Saturday, September 29, 2012
The BFG and The Hunger Games, Locke and Hobbes
But I keep circling around these two children's books: The BFG (by Roald Dahl) and The Hunger Games (by Suzanne Collins).
A strange combination, I suppose. I didn't intend to read them in succession, and I'd never read them before. I didn't know a thing about BFG until my wife brought it along as an audio book for one of our road trips. On the other hand, I'd heard all about The Hunger Games. Expectations are funny things. Friends of mine, people who know me but must not really know what I read (and why), kept recommending Hunger Games. And I kept resisting. I know myself.
I enjoyed Harry Potter, but I didn't read it until all the books had been published, and I came very close to not finishing the series. I blew through the first 3 books and promised myself that if the fourth book didn't pick up considerably, I was finished. Thankfully, the fourth book improved in the complexity of its plot, the depth of its characters, and its tenor. But Harry Potter was an exception to this simple rule: Young Adult books are too simple.

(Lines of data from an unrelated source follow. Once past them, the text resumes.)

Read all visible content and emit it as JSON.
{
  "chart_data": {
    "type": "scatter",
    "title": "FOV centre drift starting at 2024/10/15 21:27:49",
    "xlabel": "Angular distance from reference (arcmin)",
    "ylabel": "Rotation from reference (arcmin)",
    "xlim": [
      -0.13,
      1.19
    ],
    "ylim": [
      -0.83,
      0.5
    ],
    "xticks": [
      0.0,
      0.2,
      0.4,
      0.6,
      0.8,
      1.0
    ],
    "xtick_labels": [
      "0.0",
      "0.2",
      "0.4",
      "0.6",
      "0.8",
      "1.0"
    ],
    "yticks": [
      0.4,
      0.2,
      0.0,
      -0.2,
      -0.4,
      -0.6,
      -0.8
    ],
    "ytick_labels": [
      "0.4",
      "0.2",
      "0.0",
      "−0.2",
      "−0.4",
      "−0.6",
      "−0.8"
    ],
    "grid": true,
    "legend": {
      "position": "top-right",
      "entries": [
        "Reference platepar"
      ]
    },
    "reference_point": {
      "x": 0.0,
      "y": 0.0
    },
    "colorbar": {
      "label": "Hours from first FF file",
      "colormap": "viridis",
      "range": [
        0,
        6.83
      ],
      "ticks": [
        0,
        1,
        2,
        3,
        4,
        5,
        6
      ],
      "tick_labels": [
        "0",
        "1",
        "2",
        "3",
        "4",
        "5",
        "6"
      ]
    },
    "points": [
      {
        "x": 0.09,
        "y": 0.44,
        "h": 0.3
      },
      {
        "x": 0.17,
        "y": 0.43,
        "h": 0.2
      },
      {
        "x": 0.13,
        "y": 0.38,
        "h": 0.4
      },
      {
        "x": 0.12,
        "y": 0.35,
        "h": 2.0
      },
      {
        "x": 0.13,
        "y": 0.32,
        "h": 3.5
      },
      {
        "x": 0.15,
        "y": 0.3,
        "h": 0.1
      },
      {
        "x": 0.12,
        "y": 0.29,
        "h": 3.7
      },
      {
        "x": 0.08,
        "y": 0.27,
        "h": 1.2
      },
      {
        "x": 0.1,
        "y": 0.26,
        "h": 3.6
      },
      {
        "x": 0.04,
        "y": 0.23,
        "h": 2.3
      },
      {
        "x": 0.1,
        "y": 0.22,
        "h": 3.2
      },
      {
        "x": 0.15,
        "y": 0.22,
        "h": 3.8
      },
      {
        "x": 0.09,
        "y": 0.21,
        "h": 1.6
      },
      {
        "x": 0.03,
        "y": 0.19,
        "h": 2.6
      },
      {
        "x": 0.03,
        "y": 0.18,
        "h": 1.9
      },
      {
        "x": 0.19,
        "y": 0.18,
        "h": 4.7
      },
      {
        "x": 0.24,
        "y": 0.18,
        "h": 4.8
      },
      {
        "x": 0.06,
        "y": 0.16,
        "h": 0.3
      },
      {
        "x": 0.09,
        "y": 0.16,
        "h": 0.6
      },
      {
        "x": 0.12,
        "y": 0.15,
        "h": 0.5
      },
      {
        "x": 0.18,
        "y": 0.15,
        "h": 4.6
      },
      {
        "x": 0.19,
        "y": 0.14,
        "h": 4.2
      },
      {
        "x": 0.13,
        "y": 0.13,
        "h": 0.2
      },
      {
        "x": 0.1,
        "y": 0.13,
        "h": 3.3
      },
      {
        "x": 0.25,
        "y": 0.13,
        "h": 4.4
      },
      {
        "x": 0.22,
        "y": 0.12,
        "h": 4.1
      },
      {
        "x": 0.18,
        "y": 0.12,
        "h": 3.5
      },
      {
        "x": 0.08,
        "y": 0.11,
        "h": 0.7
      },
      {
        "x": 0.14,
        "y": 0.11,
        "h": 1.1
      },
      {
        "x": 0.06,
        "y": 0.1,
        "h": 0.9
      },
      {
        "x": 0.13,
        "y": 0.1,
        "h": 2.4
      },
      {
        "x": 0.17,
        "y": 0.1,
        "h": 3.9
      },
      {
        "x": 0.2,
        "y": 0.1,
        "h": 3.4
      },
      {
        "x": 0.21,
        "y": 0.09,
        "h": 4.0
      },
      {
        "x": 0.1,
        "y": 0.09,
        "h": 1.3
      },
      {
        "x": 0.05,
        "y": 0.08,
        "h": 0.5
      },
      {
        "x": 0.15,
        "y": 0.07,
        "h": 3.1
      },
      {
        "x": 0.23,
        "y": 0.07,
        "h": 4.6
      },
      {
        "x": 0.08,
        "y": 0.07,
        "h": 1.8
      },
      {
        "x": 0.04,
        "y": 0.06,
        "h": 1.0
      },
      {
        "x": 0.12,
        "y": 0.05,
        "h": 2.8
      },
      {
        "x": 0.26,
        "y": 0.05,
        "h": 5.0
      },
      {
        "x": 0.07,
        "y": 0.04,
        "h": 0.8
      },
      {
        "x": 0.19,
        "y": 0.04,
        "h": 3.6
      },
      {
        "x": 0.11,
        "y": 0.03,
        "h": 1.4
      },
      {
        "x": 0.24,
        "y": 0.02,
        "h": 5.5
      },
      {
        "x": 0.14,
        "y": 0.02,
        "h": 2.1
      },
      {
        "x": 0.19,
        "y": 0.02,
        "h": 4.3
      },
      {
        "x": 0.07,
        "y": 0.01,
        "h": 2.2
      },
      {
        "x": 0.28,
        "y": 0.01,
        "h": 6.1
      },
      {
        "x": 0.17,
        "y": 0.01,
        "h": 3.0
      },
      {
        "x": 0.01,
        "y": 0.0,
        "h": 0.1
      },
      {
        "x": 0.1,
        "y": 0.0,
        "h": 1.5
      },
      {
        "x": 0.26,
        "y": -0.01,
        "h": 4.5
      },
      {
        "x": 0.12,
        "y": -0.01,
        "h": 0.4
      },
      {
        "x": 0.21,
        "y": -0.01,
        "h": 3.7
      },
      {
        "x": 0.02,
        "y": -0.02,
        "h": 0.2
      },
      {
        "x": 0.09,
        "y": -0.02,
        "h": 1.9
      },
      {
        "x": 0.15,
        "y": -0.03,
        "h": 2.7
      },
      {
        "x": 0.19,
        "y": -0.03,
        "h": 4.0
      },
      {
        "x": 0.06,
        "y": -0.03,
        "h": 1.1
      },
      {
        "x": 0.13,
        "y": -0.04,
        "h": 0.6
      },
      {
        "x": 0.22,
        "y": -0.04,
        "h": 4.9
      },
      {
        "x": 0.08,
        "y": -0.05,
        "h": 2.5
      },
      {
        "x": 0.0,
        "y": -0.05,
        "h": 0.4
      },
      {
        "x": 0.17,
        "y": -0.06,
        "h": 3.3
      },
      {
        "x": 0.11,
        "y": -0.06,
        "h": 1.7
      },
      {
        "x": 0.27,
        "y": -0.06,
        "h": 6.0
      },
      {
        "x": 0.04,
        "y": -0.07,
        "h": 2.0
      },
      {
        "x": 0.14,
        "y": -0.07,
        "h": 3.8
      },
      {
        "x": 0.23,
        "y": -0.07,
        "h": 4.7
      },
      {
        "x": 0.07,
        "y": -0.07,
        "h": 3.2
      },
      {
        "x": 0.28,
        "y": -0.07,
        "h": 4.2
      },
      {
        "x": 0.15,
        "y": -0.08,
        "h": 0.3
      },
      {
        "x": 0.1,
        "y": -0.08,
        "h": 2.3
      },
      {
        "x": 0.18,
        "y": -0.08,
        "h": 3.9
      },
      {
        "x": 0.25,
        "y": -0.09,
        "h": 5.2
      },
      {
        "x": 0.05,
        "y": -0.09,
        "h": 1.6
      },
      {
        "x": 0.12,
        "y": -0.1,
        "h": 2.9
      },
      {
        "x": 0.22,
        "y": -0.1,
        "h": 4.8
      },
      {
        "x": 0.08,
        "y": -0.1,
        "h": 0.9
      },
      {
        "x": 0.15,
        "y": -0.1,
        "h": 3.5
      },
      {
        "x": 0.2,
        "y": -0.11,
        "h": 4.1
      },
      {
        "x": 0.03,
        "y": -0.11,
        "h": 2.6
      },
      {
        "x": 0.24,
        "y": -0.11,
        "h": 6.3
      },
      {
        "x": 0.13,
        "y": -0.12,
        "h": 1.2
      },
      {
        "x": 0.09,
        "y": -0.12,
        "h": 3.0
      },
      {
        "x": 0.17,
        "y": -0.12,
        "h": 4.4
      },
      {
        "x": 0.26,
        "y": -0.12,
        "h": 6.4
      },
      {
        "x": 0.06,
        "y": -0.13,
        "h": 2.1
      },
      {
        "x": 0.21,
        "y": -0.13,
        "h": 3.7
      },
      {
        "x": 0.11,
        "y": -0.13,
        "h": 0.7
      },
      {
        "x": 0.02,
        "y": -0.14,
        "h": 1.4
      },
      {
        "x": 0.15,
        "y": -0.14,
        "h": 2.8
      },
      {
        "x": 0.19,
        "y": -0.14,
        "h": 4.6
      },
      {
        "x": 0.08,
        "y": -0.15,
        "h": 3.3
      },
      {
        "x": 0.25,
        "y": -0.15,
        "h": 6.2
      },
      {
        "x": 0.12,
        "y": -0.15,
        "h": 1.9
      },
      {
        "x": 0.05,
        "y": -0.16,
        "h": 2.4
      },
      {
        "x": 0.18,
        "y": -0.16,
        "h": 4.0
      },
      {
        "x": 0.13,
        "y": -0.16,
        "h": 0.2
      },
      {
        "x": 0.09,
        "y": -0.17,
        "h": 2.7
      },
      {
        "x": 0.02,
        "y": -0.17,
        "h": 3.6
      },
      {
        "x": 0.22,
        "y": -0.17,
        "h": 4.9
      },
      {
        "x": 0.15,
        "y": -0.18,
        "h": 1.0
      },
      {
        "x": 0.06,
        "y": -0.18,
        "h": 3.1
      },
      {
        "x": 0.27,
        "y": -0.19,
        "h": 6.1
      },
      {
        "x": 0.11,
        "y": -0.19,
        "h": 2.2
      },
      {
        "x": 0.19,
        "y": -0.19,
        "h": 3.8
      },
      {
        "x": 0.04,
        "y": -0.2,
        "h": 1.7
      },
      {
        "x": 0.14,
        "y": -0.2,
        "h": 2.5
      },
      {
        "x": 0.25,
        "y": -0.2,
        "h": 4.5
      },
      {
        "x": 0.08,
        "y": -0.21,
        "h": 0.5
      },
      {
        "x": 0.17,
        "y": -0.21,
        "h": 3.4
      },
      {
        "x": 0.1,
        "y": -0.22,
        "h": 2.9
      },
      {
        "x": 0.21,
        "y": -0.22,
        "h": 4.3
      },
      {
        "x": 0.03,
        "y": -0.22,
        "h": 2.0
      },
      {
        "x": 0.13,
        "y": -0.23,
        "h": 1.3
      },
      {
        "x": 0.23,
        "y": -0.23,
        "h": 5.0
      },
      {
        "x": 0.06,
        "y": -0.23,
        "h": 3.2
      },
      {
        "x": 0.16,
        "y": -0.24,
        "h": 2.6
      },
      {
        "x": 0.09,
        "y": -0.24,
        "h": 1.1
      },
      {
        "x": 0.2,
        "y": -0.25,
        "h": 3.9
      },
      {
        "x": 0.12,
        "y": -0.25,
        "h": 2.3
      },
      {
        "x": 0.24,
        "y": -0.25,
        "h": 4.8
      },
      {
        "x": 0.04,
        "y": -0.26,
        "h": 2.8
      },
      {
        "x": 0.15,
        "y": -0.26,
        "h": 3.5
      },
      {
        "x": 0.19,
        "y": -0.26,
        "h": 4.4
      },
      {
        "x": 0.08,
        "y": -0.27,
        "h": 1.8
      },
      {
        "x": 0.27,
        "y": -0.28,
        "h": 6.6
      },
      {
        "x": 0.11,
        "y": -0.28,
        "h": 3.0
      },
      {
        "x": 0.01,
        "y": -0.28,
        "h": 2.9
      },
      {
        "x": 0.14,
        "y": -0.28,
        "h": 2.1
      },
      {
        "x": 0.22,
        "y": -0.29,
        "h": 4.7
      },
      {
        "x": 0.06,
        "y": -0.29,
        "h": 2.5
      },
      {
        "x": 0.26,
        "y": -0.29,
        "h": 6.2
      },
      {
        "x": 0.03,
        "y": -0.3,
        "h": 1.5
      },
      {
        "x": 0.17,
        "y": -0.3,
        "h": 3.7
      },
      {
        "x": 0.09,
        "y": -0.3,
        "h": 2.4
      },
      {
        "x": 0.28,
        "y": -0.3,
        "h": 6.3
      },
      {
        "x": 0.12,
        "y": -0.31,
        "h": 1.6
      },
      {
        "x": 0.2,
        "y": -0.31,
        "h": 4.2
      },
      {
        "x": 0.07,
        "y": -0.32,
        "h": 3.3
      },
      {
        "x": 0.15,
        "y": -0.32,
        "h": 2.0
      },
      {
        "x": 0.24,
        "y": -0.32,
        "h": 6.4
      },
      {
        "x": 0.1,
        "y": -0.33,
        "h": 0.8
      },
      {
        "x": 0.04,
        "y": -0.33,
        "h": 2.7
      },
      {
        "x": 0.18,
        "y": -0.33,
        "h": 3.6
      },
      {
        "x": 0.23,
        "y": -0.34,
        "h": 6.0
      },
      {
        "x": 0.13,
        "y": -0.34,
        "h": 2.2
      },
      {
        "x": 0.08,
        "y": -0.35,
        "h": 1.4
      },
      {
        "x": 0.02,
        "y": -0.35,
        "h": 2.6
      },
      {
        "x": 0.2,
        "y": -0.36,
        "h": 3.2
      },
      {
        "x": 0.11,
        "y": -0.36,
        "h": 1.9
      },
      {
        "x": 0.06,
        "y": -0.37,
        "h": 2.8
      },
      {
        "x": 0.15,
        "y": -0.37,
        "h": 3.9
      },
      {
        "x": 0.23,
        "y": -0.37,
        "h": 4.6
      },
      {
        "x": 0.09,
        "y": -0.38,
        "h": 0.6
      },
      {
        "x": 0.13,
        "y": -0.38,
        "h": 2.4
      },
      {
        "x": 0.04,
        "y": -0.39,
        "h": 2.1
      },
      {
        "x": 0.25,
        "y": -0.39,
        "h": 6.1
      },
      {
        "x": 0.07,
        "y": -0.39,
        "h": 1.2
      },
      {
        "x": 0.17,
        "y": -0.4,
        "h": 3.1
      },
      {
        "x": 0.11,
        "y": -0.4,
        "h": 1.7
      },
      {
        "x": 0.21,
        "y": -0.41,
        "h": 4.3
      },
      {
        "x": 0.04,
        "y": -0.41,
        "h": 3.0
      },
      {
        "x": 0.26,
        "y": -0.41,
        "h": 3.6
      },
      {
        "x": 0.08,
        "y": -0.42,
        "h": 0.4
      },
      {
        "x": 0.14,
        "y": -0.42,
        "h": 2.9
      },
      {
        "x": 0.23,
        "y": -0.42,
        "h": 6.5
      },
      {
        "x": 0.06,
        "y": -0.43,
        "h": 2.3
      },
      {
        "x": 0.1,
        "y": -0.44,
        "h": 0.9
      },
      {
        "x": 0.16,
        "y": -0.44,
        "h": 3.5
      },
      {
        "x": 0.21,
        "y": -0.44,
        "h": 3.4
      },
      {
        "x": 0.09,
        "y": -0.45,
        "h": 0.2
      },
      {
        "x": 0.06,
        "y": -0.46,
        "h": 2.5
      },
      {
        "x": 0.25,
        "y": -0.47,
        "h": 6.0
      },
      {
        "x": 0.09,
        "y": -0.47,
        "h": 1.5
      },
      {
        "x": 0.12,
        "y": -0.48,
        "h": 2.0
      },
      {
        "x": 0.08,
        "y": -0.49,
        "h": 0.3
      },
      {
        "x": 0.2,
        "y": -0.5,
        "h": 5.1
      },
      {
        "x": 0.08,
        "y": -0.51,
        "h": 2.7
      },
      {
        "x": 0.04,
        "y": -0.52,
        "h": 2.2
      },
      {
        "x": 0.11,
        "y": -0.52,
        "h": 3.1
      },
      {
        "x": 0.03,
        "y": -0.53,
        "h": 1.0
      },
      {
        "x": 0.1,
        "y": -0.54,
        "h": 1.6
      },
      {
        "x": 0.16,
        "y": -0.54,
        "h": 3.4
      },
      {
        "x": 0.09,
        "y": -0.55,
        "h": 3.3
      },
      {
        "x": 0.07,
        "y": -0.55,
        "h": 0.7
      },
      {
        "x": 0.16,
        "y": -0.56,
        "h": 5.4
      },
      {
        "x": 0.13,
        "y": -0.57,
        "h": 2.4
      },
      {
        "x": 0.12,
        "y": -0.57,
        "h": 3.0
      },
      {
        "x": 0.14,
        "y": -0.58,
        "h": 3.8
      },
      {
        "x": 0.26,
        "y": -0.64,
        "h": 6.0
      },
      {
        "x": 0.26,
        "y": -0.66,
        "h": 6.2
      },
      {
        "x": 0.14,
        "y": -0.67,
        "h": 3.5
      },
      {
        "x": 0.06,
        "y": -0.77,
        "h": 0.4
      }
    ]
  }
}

And Hunger Games was. Of course, I see (or think I see) all the injustices the author wants us to see: the brutality of wealth, the disenfranchisement of the oppressed, the divisions within the oppressed that prevent an overthrow of the system.
BFG traffics in many of the same themes: we meet monsters who force us to admit that our "civilization" is barbaric in its own ways, we see how hard it really is for someone who perceives him or herself as weak to stand up to thuggery.
Both protagonists are young girls snatched from their homes and put in a hostile environment. Food is central to both books (the hunger games tournament revolves around the threat of starvation, while the giants of BFG show their evilness by guzzling humans).
But where the prose of Hunger Games felt static and lifeless (in fairness, largely because the bulk of the book was exposition by a character who is profoundly isolated from the people around her; it would be interesting to see how similar internal books fared in movie adaptations), BFG was brimming with dialogue. The voice of the giant who is the focus of BFG is unique, in the same fractured syntactical way that so many of Lewis Carrol's characters are.
In the denouement of both Hunger Games and BFG, our protagonists realize how their previous view of the world was too simple, that the real world is more complex than they had considered. But where Katniss raises her guard and begins to see enemies everywhere, Sophie finds friends. Maybe its wishfulness, the mix of nostalgia and childishness, that makes me prefer Sophie's ending.
The people of Sophie's world are, ultimately, good people. They are competent and capable. Though they need help to see past differences, with a little guidance from a young girl, they can. Katniss' world is darker, more filled with people willing to sacrifice each other. Thinking about the political science distinction between Locke and Hobbes, whether we are social creatures who come into conflict only when we delude ourselves into thinking that force is justified by the scarcity of resources, or whether we are individualists only bound together by the strictures of society.
I've always come down in favor of Locke- just as I prefer Dahl to Collins.
Books 35 and 36 of my book-a-week challenge.